A Proposal for Simplifying Dot-Product Attention

A common operation in LLMs is dot-product attention, Softmax(QK^T)V.

Ultimately, this operation is O(N^2) with the size of Q and K, as that produces the pairwise dot-product between each row of Q and K. This is one of the most costly components of LLM, as the size of Q and K correspond to what parts of an input should “pay attention” to other parts.

I will say I am not up-to-date with all the recent approaches for improving the efficiency either at inference or during training. There’s some things like Big-Bird, which change the architecture to be sparse, or purely system optimizations such as Flash Attention. Both approaches are needed for the most efficient implementation.
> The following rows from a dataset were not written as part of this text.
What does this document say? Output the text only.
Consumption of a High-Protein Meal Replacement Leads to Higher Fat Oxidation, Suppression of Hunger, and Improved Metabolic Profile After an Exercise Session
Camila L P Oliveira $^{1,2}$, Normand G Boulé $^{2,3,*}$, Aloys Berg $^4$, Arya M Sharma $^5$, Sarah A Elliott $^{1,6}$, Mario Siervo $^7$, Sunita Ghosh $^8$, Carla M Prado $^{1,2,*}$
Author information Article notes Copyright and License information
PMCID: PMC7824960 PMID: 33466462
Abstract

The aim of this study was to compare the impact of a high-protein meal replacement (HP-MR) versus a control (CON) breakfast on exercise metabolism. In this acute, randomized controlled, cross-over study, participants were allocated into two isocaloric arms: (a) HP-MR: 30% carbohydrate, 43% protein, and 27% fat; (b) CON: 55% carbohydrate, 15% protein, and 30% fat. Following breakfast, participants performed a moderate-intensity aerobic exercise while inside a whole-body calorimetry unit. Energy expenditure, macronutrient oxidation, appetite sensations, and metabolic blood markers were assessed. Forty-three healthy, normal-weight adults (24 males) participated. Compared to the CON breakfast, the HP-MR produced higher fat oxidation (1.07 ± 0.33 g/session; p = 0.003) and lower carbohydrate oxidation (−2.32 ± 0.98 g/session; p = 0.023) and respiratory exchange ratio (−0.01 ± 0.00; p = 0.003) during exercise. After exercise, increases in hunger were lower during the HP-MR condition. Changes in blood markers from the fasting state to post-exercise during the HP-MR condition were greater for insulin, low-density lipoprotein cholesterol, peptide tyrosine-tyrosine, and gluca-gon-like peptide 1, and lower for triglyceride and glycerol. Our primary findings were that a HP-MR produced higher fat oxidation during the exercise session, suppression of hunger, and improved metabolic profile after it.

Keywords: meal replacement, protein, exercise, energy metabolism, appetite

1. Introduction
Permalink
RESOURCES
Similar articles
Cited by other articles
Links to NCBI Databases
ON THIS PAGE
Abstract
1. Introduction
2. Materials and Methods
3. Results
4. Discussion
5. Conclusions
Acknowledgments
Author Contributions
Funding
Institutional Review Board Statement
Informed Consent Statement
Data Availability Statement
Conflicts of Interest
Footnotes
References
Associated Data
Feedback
Here, I want to briefly describe a small mathematical optimization that I haven’t heard of (although could be in use right now). I’m unable to test it myself, since I’m less familiar with the architecture of LLMs and am unsure what an appropriate test would be. That may mean this change is not meaningful, but I thought it’d be good to document it nonetheless.

For the change itself, it’s rather straightforward, it is converting the dot product into a distance, which can be approximated more straightforwardly.

dist(a,b)^2 = dot(a,a) + dot(b,b) - 2 * dot(a,b)
dot(a,b) = 1/2 (dot(a, a) + dot(b,b) - dist(a,b)^2)

This formula converts the dot product into 3 different components. The first two terms are linear, and reflect the importance of a and b. These terms would be fast to compute. The third term is the computationally expensive pairwise distance term, which is again O(N^2). Here, though, rather than the dot-product which gives us the positive relation between two terms, distance now corresponds to negative relationship, where the distance between a and b is negatively correlated with the final attention.

The reformulation thus has a few benefits. First, the attention between two items now depends on their importance, so it may be possible to discount some terms entirely. I suspect that most items will have non-neglible importance though. Instead, another benefit comes from the distance term. Here, we can replace direct computation with an approximate nearest neighbors, giving an algorithmic speed-up of O(log n). Of course, whether this is actually faster than a matrix multiply depends on the implementation, as nearest neighbor checks must be done for many high-dimensional vectors, and many algorithms for doing so will eventually fall back from O(log n) to O(n) due to the curse of dimensionality.

Since I am not actually implementing these, I thought I’d put it in writing and share it so that for someone of interest it may be of use.